Steinhoff’s new board is seeking more power as shareholders vote at its annual general meeting in Amsterdam Friday.
Shareholders will be deciding on the implementation of governance changes, including whether to allow the supervisory board the right to suspend managing directors at any time. The meeting starts at 1 pm local time.
Steinhoff’s recent agreement with creditors, which allows it to avoid paying principal and interest on about 9bn euros ($10bn) of debt until December 2021, was a vital step for bringing stability to the retailer. But those holding the shares have little left as the stock trades near all-time lows.
Steinhoff is asking shareholders to give more power to the boards, which both have several new faces on them.
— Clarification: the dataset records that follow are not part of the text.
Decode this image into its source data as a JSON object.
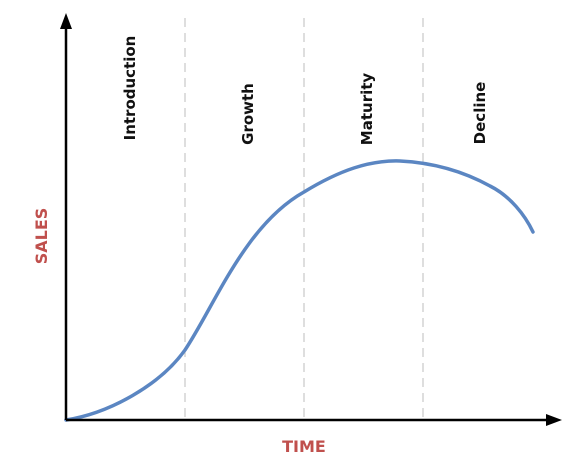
{
  "stages": [
    {
      "label": "Introduction"
    },
    {
      "label": "Growth"
    },
    {
      "label": "Maturity"
    },
    {
      "label": "Decline"
    }
  ],
  "axes": {
    "x_title": "TIME",
    "y_title": "SALES",
    "title_color": "#c0504d"
  },
  "curve_color": "#5b86c2"
}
The argument is that these changes are needed to ensure the company has the agility to navigate the still tricky road ahead. They would also give managers the authority to implement mergers and demergers, without seeking shareholder approval.
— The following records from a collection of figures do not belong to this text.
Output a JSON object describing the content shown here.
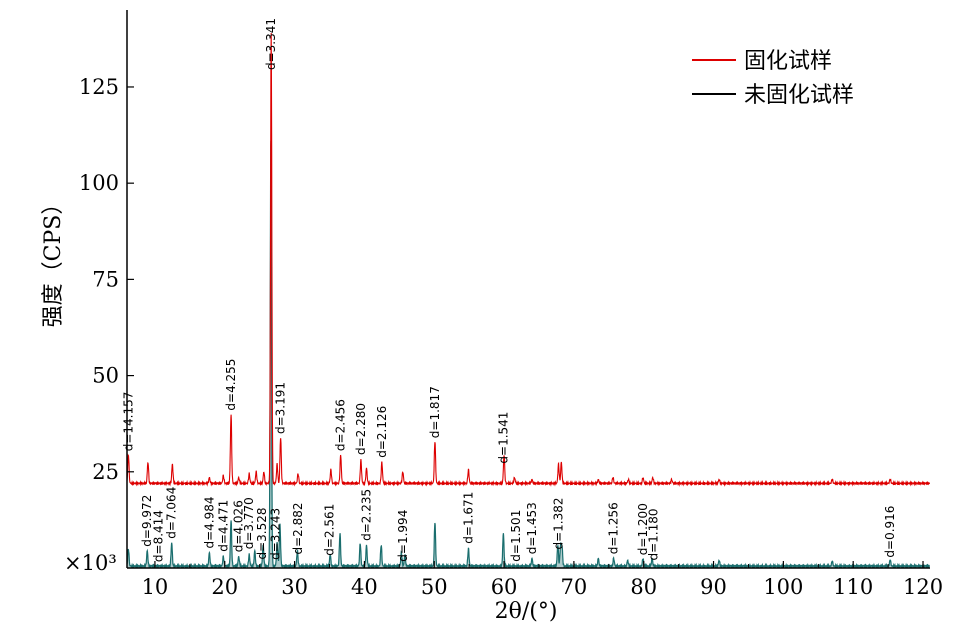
{
  "chart_data": {
    "type": "line",
    "title": "",
    "xlabel": "2θ/(°)",
    "ylabel": "强度（CPS）",
    "y_unit_label": "×10³",
    "xlim": [
      6,
      121
    ],
    "ylim": [
      0,
      145
    ],
    "x_ticks": [
      10,
      20,
      30,
      40,
      50,
      60,
      70,
      80,
      90,
      100,
      110,
      120
    ],
    "y_ticks": [
      25,
      50,
      75,
      100,
      125
    ],
    "legend_position": "top-right",
    "grid": false,
    "colors": {
      "cured": "#dd0000",
      "uncured_outline": "#000000",
      "uncured_fill": "#1a6e6e"
    },
    "series": [
      {
        "name": "固化试样",
        "baseline": 22,
        "peaks": [
          [
            6.2,
            7.5
          ],
          [
            9.0,
            5.5
          ],
          [
            12.5,
            5.0
          ],
          [
            17.8,
            1.5
          ],
          [
            19.8,
            2.0
          ],
          [
            20.9,
            18.0
          ],
          [
            22.0,
            1.5
          ],
          [
            23.5,
            2.5
          ],
          [
            24.5,
            3.0
          ],
          [
            25.6,
            3.0
          ],
          [
            26.65,
            117.0
          ],
          [
            27.5,
            5.0
          ],
          [
            28.0,
            12.0
          ],
          [
            30.5,
            2.5
          ],
          [
            35.2,
            3.5
          ],
          [
            36.6,
            7.5
          ],
          [
            39.5,
            6.0
          ],
          [
            40.3,
            4.0
          ],
          [
            42.5,
            5.5
          ],
          [
            45.5,
            3.0
          ],
          [
            50.1,
            11.0
          ],
          [
            54.9,
            3.5
          ],
          [
            60.0,
            7.5
          ],
          [
            61.5,
            1.5
          ],
          [
            64.0,
            1.0
          ],
          [
            67.8,
            5.0
          ],
          [
            68.2,
            5.5
          ],
          [
            73.5,
            1.0
          ],
          [
            75.6,
            1.5
          ],
          [
            77.8,
            1.0
          ],
          [
            79.9,
            1.5
          ],
          [
            81.3,
            1.5
          ],
          [
            84.0,
            1.0
          ],
          [
            90.8,
            1.0
          ],
          [
            107.0,
            1.0
          ],
          [
            115.3,
            1.0
          ]
        ]
      },
      {
        "name": "未固化试样",
        "baseline": 0.5,
        "peaks": [
          [
            6.2,
            4.5
          ],
          [
            8.9,
            4.0
          ],
          [
            12.4,
            6.0
          ],
          [
            17.8,
            3.5
          ],
          [
            19.8,
            2.5
          ],
          [
            20.9,
            12.0
          ],
          [
            22.0,
            2.5
          ],
          [
            23.5,
            3.0
          ],
          [
            24.3,
            4.0
          ],
          [
            25.5,
            5.5
          ],
          [
            26.6,
            112.0
          ],
          [
            27.5,
            6.0
          ],
          [
            27.9,
            11.0
          ],
          [
            30.4,
            4.0
          ],
          [
            35.1,
            3.0
          ],
          [
            36.5,
            8.5
          ],
          [
            39.4,
            6.0
          ],
          [
            40.3,
            5.5
          ],
          [
            42.4,
            5.5
          ],
          [
            45.3,
            3.5
          ],
          [
            45.8,
            3.0
          ],
          [
            50.1,
            11.5
          ],
          [
            54.9,
            4.5
          ],
          [
            59.9,
            8.5
          ],
          [
            64.0,
            2.0
          ],
          [
            67.7,
            5.5
          ],
          [
            68.1,
            5.5
          ],
          [
            68.3,
            5.0
          ],
          [
            73.5,
            2.0
          ],
          [
            75.7,
            2.0
          ],
          [
            77.7,
            1.5
          ],
          [
            79.9,
            2.0
          ],
          [
            81.2,
            2.0
          ],
          [
            90.8,
            1.5
          ],
          [
            107.0,
            1.2
          ],
          [
            115.3,
            1.5
          ]
        ]
      }
    ],
    "annotations": [
      {
        "text": "d=14.157",
        "x": 6.2,
        "series": "固化试样"
      },
      {
        "text": "d=9.972",
        "x": 8.9,
        "series": "未固化试样"
      },
      {
        "text": "d=8.414",
        "x": 10.5,
        "series": "未固化试样"
      },
      {
        "text": "d=7.064",
        "x": 12.4,
        "series": "未固化试样"
      },
      {
        "text": "d=4.984",
        "x": 17.8,
        "series": "未固化试样"
      },
      {
        "text": "d=4.471",
        "x": 19.8,
        "series": "未固化试样"
      },
      {
        "text": "d=4.255",
        "x": 20.9,
        "series": "固化试样"
      },
      {
        "text": "d=4.026",
        "x": 22.0,
        "series": "未固化试样"
      },
      {
        "text": "d=3.770",
        "x": 23.5,
        "series": "未固化试样"
      },
      {
        "text": "d=3.528",
        "x": 25.3,
        "series": "未固化试样"
      },
      {
        "text": "d=3.341",
        "x": 26.65,
        "series": "固化试样"
      },
      {
        "text": "d=3.243",
        "x": 27.3,
        "series": "未固化试样"
      },
      {
        "text": "d=3.191",
        "x": 28.0,
        "series": "固化试样"
      },
      {
        "text": "d=2.882",
        "x": 30.5,
        "series": "未固化试样"
      },
      {
        "text": "d=2.561",
        "x": 35.0,
        "series": "未固化试样"
      },
      {
        "text": "d=2.456",
        "x": 36.6,
        "series": "固化试样"
      },
      {
        "text": "d=2.280",
        "x": 39.5,
        "series": "固化试样"
      },
      {
        "text": "d=2.235",
        "x": 40.3,
        "series": "未固化试样"
      },
      {
        "text": "d=2.126",
        "x": 42.5,
        "series": "固化试样"
      },
      {
        "text": "d=1.994",
        "x": 45.5,
        "series": "未固化试样"
      },
      {
        "text": "d=1.817",
        "x": 50.1,
        "series": "固化试样"
      },
      {
        "text": "d=1.671",
        "x": 54.9,
        "series": "未固化试样"
      },
      {
        "text": "d=1.541",
        "x": 59.9,
        "series": "固化试样"
      },
      {
        "text": "d=1.501",
        "x": 61.7,
        "series": "未固化试样"
      },
      {
        "text": "d=1.453",
        "x": 64.0,
        "series": "未固化试样"
      },
      {
        "text": "d=1.382",
        "x": 67.8,
        "series": "未固化试样"
      },
      {
        "text": "d=1.256",
        "x": 75.7,
        "series": "未固化试样"
      },
      {
        "text": "d=1.200",
        "x": 79.9,
        "series": "未固化试样"
      },
      {
        "text": "d=1.180",
        "x": 81.4,
        "series": "未固化试样"
      },
      {
        "text": "d=0.916",
        "x": 115.3,
        "series": "未固化试样"
      }
    ]
  }
}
Some analysts have questioned whether Steinhoff is heading to a systematic liquidation where all assets will be sold off over time, rather than a debt-for-equity swap when the restructured loans mature. At any rate, shareholders at Friday’s meeting are likely to want to know what steps are being taken to settle litigation against the company.
The stock, which has slumped 98% since the accounting scandal erupted, traded 6.1% higher at 8 euro cents at 9:48 am in Frankfurt.